If you are currently experiencing symptoms of sexual dysfunction, especially vaginal dryness, pain with intercourse, and /or anorgasmia, a pelvic floor physical therapist can perform an evaluation to determine the source of your dysfunction, provide scientifically supported education regarding proper moisturizers and lubricants and optimal positioning for decreased pain, and assist you in alleviating your symptoms to achieve optimal sexual function. A study performed in 2013 found that performing pelvic floor muscle (PFM) relaxation exercises, in combination with an appropriate moisturizer and lubricant, significantly improved pain with intercourse, sexual function and general quality of life in women with a history of breast cancer. Training in PFM relaxation, along with recommendations for lubrication and moisturizers, took place with a physical therapist during the first and fourth weeks, but otherwise the participants carried out the treatments from the comfort of their own homes.

If you are experiencing these symptoms, set up an evaluation with a specialized pelvic floor physical therapist today to begin your path back to optimal physical and sexual function.

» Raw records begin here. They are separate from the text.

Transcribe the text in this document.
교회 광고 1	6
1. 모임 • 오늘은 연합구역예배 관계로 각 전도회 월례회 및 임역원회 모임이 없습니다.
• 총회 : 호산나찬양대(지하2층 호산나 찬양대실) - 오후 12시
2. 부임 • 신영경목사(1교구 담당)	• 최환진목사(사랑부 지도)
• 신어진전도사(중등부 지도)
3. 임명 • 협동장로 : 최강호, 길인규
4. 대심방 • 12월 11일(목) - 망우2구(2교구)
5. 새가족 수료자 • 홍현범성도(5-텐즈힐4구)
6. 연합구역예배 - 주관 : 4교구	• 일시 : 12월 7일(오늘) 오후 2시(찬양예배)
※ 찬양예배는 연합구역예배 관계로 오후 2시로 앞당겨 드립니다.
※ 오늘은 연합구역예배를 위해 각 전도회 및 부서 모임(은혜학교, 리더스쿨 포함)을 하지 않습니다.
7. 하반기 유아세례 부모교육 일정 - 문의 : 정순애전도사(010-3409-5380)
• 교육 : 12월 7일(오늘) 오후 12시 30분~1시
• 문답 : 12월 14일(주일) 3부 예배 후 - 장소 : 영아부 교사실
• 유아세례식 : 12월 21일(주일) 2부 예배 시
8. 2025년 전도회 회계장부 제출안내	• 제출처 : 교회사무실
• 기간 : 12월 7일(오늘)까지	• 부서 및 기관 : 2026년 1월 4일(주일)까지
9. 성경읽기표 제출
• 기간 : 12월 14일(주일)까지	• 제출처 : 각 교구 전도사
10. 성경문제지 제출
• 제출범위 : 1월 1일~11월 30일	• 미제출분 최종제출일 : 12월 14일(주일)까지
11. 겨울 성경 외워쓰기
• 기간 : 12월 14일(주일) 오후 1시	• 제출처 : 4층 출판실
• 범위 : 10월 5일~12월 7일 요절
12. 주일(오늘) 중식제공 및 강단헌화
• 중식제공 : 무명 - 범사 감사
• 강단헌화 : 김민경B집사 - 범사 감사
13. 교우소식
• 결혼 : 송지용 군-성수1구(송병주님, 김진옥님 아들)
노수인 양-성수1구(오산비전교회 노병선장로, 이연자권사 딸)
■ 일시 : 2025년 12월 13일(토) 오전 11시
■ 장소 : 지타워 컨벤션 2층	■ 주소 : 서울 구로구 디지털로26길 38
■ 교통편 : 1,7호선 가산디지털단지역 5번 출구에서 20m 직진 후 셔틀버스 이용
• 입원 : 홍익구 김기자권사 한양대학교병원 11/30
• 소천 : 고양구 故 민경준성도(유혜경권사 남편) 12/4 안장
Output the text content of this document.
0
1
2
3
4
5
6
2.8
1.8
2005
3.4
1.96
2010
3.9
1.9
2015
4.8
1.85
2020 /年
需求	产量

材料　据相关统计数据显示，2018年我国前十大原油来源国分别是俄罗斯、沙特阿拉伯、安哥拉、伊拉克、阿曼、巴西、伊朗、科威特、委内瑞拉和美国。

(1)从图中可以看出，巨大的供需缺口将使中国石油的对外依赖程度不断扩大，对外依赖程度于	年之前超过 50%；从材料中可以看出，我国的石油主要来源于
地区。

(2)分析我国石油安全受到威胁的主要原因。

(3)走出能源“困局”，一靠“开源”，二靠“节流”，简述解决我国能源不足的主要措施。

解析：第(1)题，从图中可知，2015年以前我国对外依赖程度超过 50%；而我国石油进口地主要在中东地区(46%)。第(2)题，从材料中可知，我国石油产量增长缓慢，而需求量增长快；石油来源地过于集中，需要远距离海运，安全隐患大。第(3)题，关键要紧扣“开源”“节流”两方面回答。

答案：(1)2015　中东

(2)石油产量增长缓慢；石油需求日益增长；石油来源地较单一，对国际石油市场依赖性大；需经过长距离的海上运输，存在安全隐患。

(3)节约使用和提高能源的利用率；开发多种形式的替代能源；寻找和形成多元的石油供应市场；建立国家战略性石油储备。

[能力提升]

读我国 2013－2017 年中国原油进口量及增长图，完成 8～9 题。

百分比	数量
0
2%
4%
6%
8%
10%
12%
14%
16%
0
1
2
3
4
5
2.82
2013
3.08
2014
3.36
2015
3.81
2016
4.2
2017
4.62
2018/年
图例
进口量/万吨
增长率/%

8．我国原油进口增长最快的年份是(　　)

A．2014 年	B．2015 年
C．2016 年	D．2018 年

Lila Abbate PT, DPT, OCS, WCS

Justine Payne, PT, DPT

References:

“U.S. Breast Cancer Statistics.” Breastcancer.org. N.p., 11 May 2015. Web. 24 June 2015.

Bober SL, Varela VS. Sexuality in adult cancer survivors: challenges and intervention. J Clin Oncol 2012;30:3712-9.

Fahlén M, Fornander T, Johansson H, Johansson U, Rutgvist LE, Wilking N, et al. Hormone replacement therapy after breast cancer: 10 year follow up of the Stockholm randomized trial. Eur J Cancer, 2013;49(1):52-9.

Heath A, Massa L, Sebba N, Westbrook K. Sexual Health for Breast Cancer Survivors. Combined Sections Meeting, 2015. Indianapolis, IN.

Holmberg L, Iversen OE, Rudenstam CM, Hammar M, Kumpulainen E, Jaskiewicz J, et al. Increased risk of recurrence after hormone replacement therapy in breast cancer survivors. J Natl Cancer Inst, 2008; 100(7): 475-82.

Juraskova I, et al. The acceptability, feasibility, and efficacy (Phase I/II Study) of the OVERcome (olive oil, vaginal exercise, and moisturizer) intervention to improve dyspareunia and alleviate sexual problems in women with breast cancer. J Sex Med. 2013; 10: 2549-2558

Pinto AC. Sexuality and breast cancer: prime time for young patients. J Thorac Dis, 2013; 5(S1): S81-6.

Raggio GA, Butryn ML, Arigo D, Mikorski R, Palmer SC. Prevalence and correlates of sexual mobidity in long-term breast cancer survivors. Psychology & Health, 2014; 29(6): 632-50.